Gold rebounded from the key 4,000 level after softer-than-expected US inflation weakened the dollar and sparked a risk-on move. Mixed futures positioning, rising short interest and a fragile technical backdrop suggest the metal’s recovery may still face headwinds if the dollar resumes its uptrend.
Gold clawed back from its 4,000 support level after a softer-than-expected US inflation report sent the dollar sharply lower and lifted risk appetite across markets, according to FOREX.com analyst Matt Simpson. Rising short interest and a chart still in a downtrend suggest the bounce may still face headwinds.
Soft CPI knocks the dollar
Every key metric came in below estimates, with headline CPI falling 0.4% m/m against a 0.1% forecast and core CPI flat at 0.0% m/m versus 0.2% expected. Annual inflation also eased, with headline CPI slowing to 3.5% y/y and core to 2.6%.

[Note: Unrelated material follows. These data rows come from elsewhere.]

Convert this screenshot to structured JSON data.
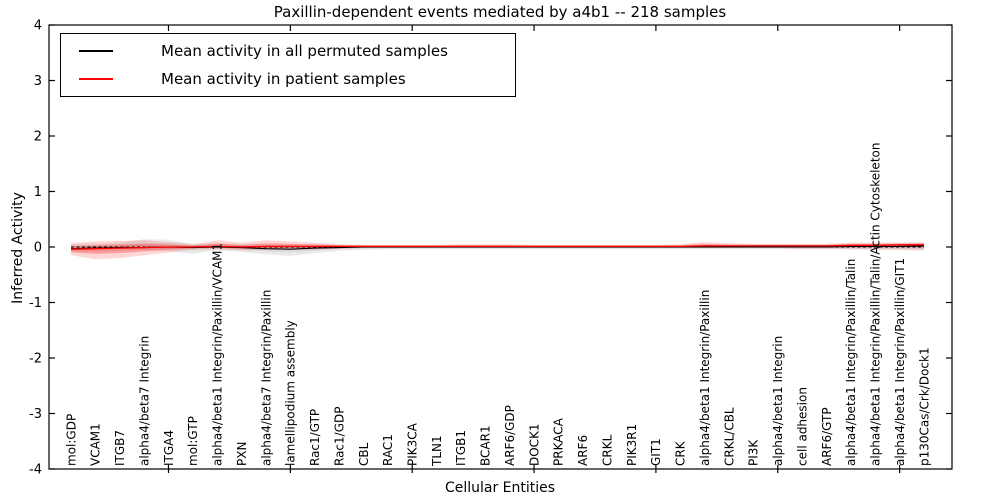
{
  "title": "Paxillin-dependent events mediated by a4b1 -- 218 samples",
  "legend": {
    "items": [
      {
        "label": "Mean activity in all permuted samples",
        "color": "#000000"
      },
      {
        "label": "Mean activity in patient samples",
        "color": "#ff0000"
      }
    ],
    "position": "upper left"
  },
  "chart_data": {
    "type": "line",
    "title": "Paxillin-dependent events mediated by a4b1 -- 218 samples",
    "xlabel": "Cellular Entities",
    "ylabel": "Inferred Activity",
    "ylim": [
      -4,
      4
    ],
    "yticks": [
      4,
      3,
      2,
      1,
      0,
      -1,
      -2,
      -3,
      -4
    ],
    "grid": false,
    "zero_line": {
      "style": "dashed",
      "color": "#000000",
      "y": 0
    },
    "categories": [
      "mol:GDP",
      "VCAM1",
      "ITGB7",
      "alpha4/beta7 Integrin",
      "ITGA4",
      "mol:GTP",
      "alpha4/beta1 Integrin/Paxillin/VCAM1",
      "PXN",
      "alpha4/beta7 Integrin/Paxillin",
      "lamellipodium assembly",
      "Rac1/GTP",
      "Rac1/GDP",
      "CBL",
      "RAC1",
      "PIK3CA",
      "TLN1",
      "ITGB1",
      "BCAR1",
      "ARF6/GDP",
      "DOCK1",
      "PRKACA",
      "ARF6",
      "CRKL",
      "PIK3R1",
      "GIT1",
      "CRK",
      "alpha4/beta1 Integrin/Paxillin",
      "CRKL/CBL",
      "PI3K",
      "alpha4/beta1 Integrin",
      "cell adhesion",
      "ARF6/GTP",
      "alpha4/beta1 Integrin/Paxillin/Talin",
      "alpha4/beta1 Integrin/Paxillin/Talin/Actin Cytoskeleton",
      "alpha4/beta1 Integrin/Paxillin/GIT1",
      "p130Cas/Crk/Dock1"
    ],
    "series": [
      {
        "name": "Mean activity in all permuted samples",
        "color": "#000000",
        "band_fill": "#999999",
        "values": [
          -0.03,
          -0.02,
          -0.01,
          -0.01,
          0.0,
          -0.01,
          0.0,
          -0.01,
          -0.03,
          -0.04,
          -0.02,
          -0.01,
          0.0,
          0.0,
          0.0,
          0.0,
          0.0,
          0.0,
          0.0,
          0.0,
          0.0,
          0.0,
          0.0,
          0.0,
          0.0,
          0.0,
          0.0,
          0.0,
          0.0,
          0.0,
          0.0,
          0.0,
          0.01,
          0.01,
          0.01,
          0.02
        ],
        "band_lower": [
          -0.08,
          -0.08,
          -0.07,
          -0.06,
          -0.08,
          -0.12,
          -0.06,
          -0.09,
          -0.13,
          -0.16,
          -0.11,
          -0.07,
          -0.05,
          -0.04,
          -0.04,
          -0.04,
          -0.04,
          -0.04,
          -0.04,
          -0.04,
          -0.04,
          -0.04,
          -0.04,
          -0.04,
          -0.04,
          -0.04,
          -0.04,
          -0.04,
          -0.04,
          -0.04,
          -0.04,
          -0.04,
          -0.05,
          -0.05,
          -0.06,
          -0.07
        ],
        "band_upper": [
          0.05,
          0.06,
          0.08,
          0.14,
          0.13,
          0.06,
          0.06,
          0.04,
          0.04,
          0.04,
          0.05,
          0.04,
          0.03,
          0.03,
          0.03,
          0.03,
          0.03,
          0.03,
          0.03,
          0.03,
          0.03,
          0.03,
          0.03,
          0.03,
          0.03,
          0.03,
          0.03,
          0.03,
          0.03,
          0.03,
          0.03,
          0.04,
          0.05,
          0.05,
          0.05,
          0.06
        ]
      },
      {
        "name": "Mean activity in patient samples",
        "color": "#ff0000",
        "band_fill": "#ff0000",
        "values": [
          -0.04,
          -0.03,
          -0.02,
          -0.01,
          0.0,
          0.0,
          0.01,
          0.0,
          0.01,
          0.01,
          0.01,
          0.01,
          0.01,
          0.01,
          0.01,
          0.01,
          0.01,
          0.01,
          0.01,
          0.01,
          0.01,
          0.01,
          0.01,
          0.01,
          0.01,
          0.01,
          0.02,
          0.02,
          0.02,
          0.02,
          0.02,
          0.02,
          0.03,
          0.03,
          0.04,
          0.04
        ],
        "band_lower": [
          -0.15,
          -0.22,
          -0.2,
          -0.15,
          -0.1,
          -0.04,
          -0.04,
          -0.06,
          -0.05,
          -0.05,
          -0.05,
          -0.03,
          -0.02,
          -0.02,
          -0.02,
          -0.02,
          -0.02,
          -0.02,
          -0.02,
          -0.02,
          -0.02,
          -0.02,
          -0.02,
          -0.02,
          -0.02,
          -0.02,
          -0.02,
          -0.02,
          -0.02,
          -0.02,
          -0.03,
          -0.03,
          -0.03,
          -0.04,
          -0.04,
          -0.05
        ],
        "band_upper": [
          0.07,
          0.1,
          0.11,
          0.12,
          0.09,
          0.05,
          0.12,
          0.08,
          0.12,
          0.1,
          0.08,
          0.05,
          0.04,
          0.04,
          0.04,
          0.04,
          0.05,
          0.05,
          0.05,
          0.04,
          0.04,
          0.04,
          0.04,
          0.04,
          0.04,
          0.05,
          0.09,
          0.07,
          0.06,
          0.06,
          0.06,
          0.06,
          0.08,
          0.08,
          0.08,
          0.09
        ]
      }
    ],
    "x_major_tick_indices": [
      4,
      9,
      14,
      19,
      24,
      29,
      34
    ]
  }
}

The data made the dollar the weakest major currency, and NZD/USD and AUD/USD outperformed as they tracked Wall Street higher. Separately, President Trump scrapped a proposed 20% toll on shipping through the Strait of Hormuz, though the waterway remains closed by Iran for now.

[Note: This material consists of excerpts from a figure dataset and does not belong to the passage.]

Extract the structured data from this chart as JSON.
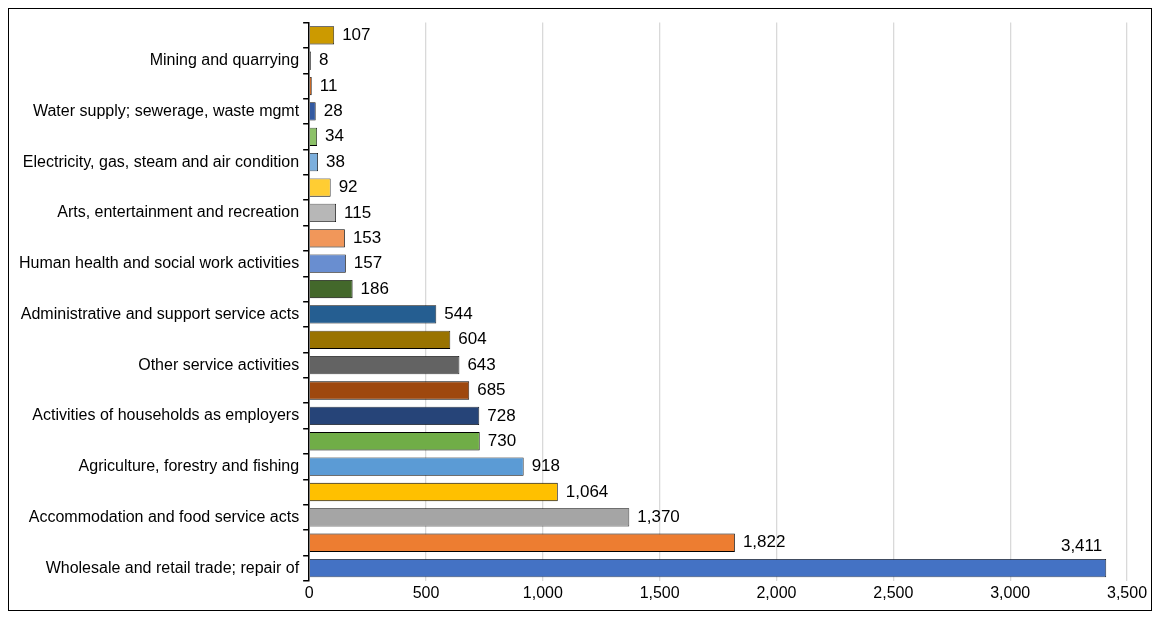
{
  "chart_data": {
    "type": "bar",
    "orientation": "horizontal",
    "categories": [
      null,
      "Mining and quarrying",
      null,
      "Water supply; sewerage, waste mgmt",
      null,
      "Electricity, gas, steam and air condition",
      null,
      "Arts, entertainment and recreation",
      null,
      "Human health and social work activities",
      null,
      "Administrative and support service acts",
      null,
      "Other service activities",
      null,
      "Activities of households as employers",
      null,
      "Agriculture, forestry and fishing",
      null,
      "Accommodation and food service acts",
      null,
      "Wholesale and retail trade; repair of"
    ],
    "values": [
      107,
      8,
      11,
      28,
      34,
      38,
      92,
      115,
      153,
      157,
      186,
      544,
      604,
      643,
      685,
      728,
      730,
      918,
      1064,
      1370,
      1822,
      3411
    ],
    "colors": [
      "#cc9a00",
      "#7e7e7e",
      "#c55a11",
      "#335aa1",
      "#8cc168",
      "#7cafdd",
      "#ffcd33",
      "#b7b7b7",
      "#f1975a",
      "#698ed0",
      "#43682b",
      "#255e91",
      "#997300",
      "#636363",
      "#9e480e",
      "#264478",
      "#70ad47",
      "#5b9bd5",
      "#ffc000",
      "#a5a5a5",
      "#ed7d31",
      "#4472c4"
    ],
    "xlim": [
      0,
      3500
    ],
    "xticks": [
      {
        "value": 0,
        "label": "0"
      },
      {
        "value": 500,
        "label": "500"
      },
      {
        "value": 1000,
        "label": "1,000"
      },
      {
        "value": 1500,
        "label": "1,500"
      },
      {
        "value": 2000,
        "label": "2,000"
      },
      {
        "value": 2500,
        "label": "2,500"
      },
      {
        "value": 3000,
        "label": "3,000"
      },
      {
        "value": 3500,
        "label": "3,500"
      }
    ],
    "value_labels": [
      "107",
      "8",
      "11",
      "28",
      "34",
      "38",
      "92",
      "115",
      "153",
      "157",
      "186",
      "544",
      "604",
      "643",
      "685",
      "728",
      "730",
      "918",
      "1,064",
      "1,370",
      "1,822",
      "3,411"
    ],
    "grid": "x",
    "legend": false
  }
}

Futures positioning sends mixed signals
Net-long exposure in gold futures has been climbing, but it no longer looks as bullish as it did two weeks ago. Large speculators increased net longs to a 23-week high of 194.5k contracts last week, driven mainly by fresh longs. However, short positions are also picking up, which could cap gains without a fresh bullish catalyst specific to gold.

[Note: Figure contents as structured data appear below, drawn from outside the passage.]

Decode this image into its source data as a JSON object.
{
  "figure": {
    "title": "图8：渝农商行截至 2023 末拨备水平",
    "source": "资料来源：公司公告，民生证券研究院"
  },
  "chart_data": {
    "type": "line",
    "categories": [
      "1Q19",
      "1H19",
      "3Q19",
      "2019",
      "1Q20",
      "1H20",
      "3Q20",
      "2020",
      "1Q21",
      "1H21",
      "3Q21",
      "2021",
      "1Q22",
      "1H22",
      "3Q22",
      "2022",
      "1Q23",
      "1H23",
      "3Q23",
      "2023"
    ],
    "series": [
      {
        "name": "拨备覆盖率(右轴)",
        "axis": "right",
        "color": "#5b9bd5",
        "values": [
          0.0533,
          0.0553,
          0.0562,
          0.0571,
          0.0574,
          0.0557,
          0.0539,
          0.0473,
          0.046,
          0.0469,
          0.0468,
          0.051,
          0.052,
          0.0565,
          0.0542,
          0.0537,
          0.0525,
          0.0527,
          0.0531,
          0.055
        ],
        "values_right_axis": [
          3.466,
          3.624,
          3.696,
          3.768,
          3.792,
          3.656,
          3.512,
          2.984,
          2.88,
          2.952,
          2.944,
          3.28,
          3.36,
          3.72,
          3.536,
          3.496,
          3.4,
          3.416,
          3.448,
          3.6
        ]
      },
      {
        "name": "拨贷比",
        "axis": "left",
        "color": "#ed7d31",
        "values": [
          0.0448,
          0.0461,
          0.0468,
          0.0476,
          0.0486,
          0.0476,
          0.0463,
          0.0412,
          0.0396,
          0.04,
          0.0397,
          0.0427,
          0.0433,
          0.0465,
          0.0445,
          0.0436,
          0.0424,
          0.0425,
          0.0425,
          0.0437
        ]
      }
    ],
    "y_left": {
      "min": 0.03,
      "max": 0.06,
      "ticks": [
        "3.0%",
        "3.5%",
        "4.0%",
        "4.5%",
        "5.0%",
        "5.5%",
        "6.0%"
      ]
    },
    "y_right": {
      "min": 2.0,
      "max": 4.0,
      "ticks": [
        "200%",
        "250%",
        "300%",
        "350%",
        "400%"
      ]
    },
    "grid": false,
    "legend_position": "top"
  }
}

Gross shorts rose to a six-week high of 39.5k contracts. Over the past six weeks large speculators added 33k long contracts, against 9.4k short contracts over the past five weeks, so the picture is far from a clean bet for the bulls.
Technicals keep bulls on guard
A bullish piercing line pattern formed by Tuesday’s close after only a marginal intraday break below 4,000, and trading volume ran above average, suggesting bulls are still defending support. But the daily chart remains in a clear downtrend even as prices attempt a double bottom.
Simpson warns that if traders keep buying dollar dips toward 102 on the US Dollar Index, gold’s upside could stay capped and another break below 4,000 becomes likely. Should bears regain control, the October low near 3,900 comes into focus, with the September VPOC at 3,680 further out.